We had DirectTV for eight years and were fond customers, but, unfortunately, the DTV tech and the landlord couldn’t reach agreement about the dish placement, so, with vast trepidation fed by a visit to Yelp!, we signed up with AT&T U-verse—sponsors of the iPhone, a device that so overwhelmed us with fabulousness that we got rid of it before it could empty our pockets. As for the U-verse, so far, so good. The DVR is a definite improvement in the age of atomized individual. I can easily keep up with International Mystery and TCM’s 3:00 am screenings of foreign films and other obscurities.

A more significant loss—to the amateur chef—is the kitchen. The drawer and shelf space is somewhat less than the E-ville house (which had been imaginatively, if not conveniently, designed), but the counter space is smaller, to where there’s likely no room for a microwave. I’ll get used to that again. Until I moved in with Elizabeth eight years ago, I’d never had one, ever. Pots and pans will hang on what wall space we have, a set-up I once found homey and attractive, until it was ruled corny and unfashionable sometime in the 1970s (a stupid era design-wise anyway).

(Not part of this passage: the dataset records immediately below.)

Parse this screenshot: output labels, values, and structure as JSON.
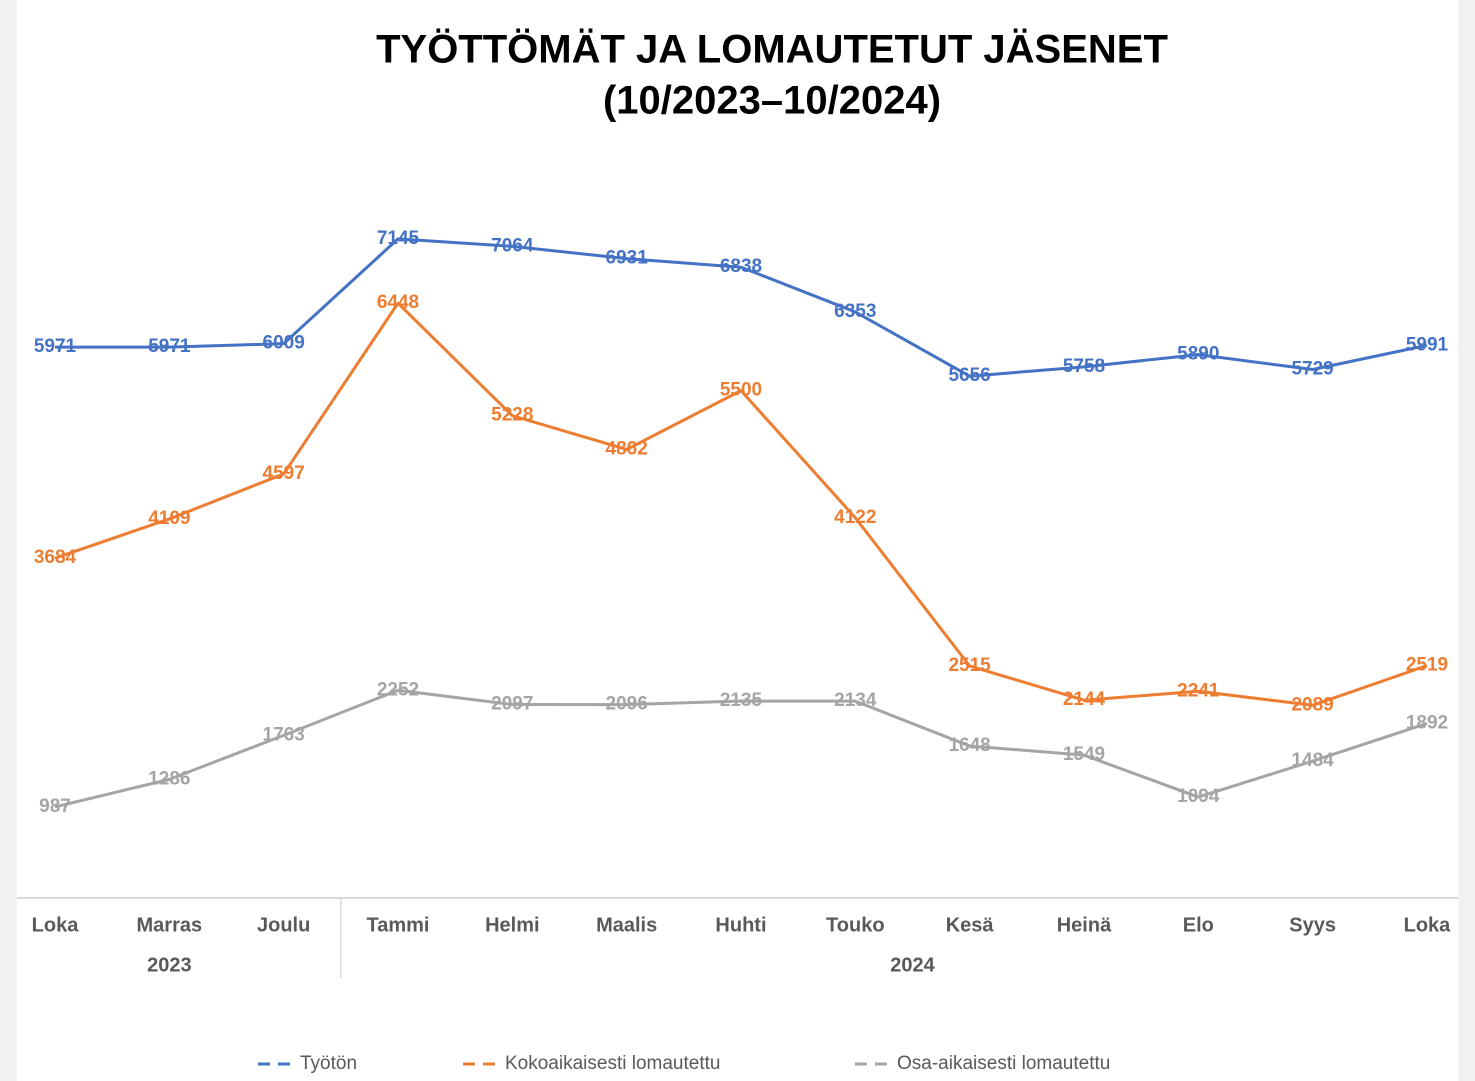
{
  "chart_data": {
    "type": "line",
    "title": [
      "TYÖTTÖMÄT JA LOMAUTETUT JÄSENET",
      "(10/2023–10/2024)"
    ],
    "categories": [
      "Loka",
      "Marras",
      "Joulu",
      "Tammi",
      "Helmi",
      "Maalis",
      "Huhti",
      "Touko",
      "Kesä",
      "Heinä",
      "Elo",
      "Syys",
      "Loka"
    ],
    "category_years": [
      "2023",
      "2023",
      "2023",
      "2024",
      "2024",
      "2024",
      "2024",
      "2024",
      "2024",
      "2024",
      "2024",
      "2024",
      "2024"
    ],
    "ylim": [
      0,
      8000
    ],
    "legend": "bottom",
    "series": [
      {
        "name": "Työtön",
        "color": "#4472c4",
        "values": [
          5971,
          5971,
          6009,
          7145,
          7064,
          6931,
          6838,
          6353,
          5656,
          5758,
          5890,
          5729,
          5991
        ]
      },
      {
        "name": "Kokoaikaisesti lomautettu",
        "color": "#ed7d31",
        "values": [
          3684,
          4109,
          4597,
          6448,
          5228,
          4862,
          5500,
          4122,
          2515,
          2144,
          2241,
          2089,
          2519
        ]
      },
      {
        "name": "Osa-aikaisesti lomautettu",
        "color": "#a5a5a5",
        "values": [
          987,
          1286,
          1763,
          2252,
          2097,
          2096,
          2135,
          2134,
          1648,
          1549,
          1094,
          1484,
          1892
        ]
      }
    ]
  }
}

The dining area is also small, so we’ve decided to buy a drop-leaf table, both to save space and to increase the prep area. I’m researching on how to cook well in a small burrow. Advice welcome.

But the biggest, most profound sacrifice of all is this—we can’t have a cat. Memories of Flo and the framed photo of her I gave to Elizabeth will have to do. We listen for her calling from the Shade.

In the Great Scheme, though, these are minor failings. Our new home is warmer, cozier and so much easier to take care of. The acoustics are warm: Bach and Ellington sound softer and sweeter in the soul than they ever did in the grand cave of our E-ville auditorium, as do Ennio Morricone's ecclesiastical scores.



Because we’re on the first floor, there’s little direct sunlight, but the neighborhood is so open to the sky, reflected sunlight softly filters in everywhere, a gold and silver shimmer. At dusk, we can see the golden redness in the west from our bedroom window.

As I edit clients’ material, write these essays and struggle to get Dragon's Ark to market, I look out the soft-curtained window into a wide, bright neighborhood. If I’m lucky and alert, I sometimes see the postman coming up the walk.

It gets better. Come back and see.


(edited on 2/16/11)


Photos by Author

Copyright 2011 by Thomas Burchfield

Thomas Burchfield's contemporary Dracula novel Dragon's Ark will be published this Spring by Ambler House Publishing. Other essays and postings can also be read at The Red Room website for writers. He can also be friended on Facebook, tweeted at on Twitter and e-mailed at tbdeluxe [at] sbcglobal [dot] net.

2 comments:

Laura said...

Can't wait to see your new place- I love the hanging pots and pans look.

Thomas Burchfield said...

Thank you, Laura. Elizabeth and I are really starting to like it here!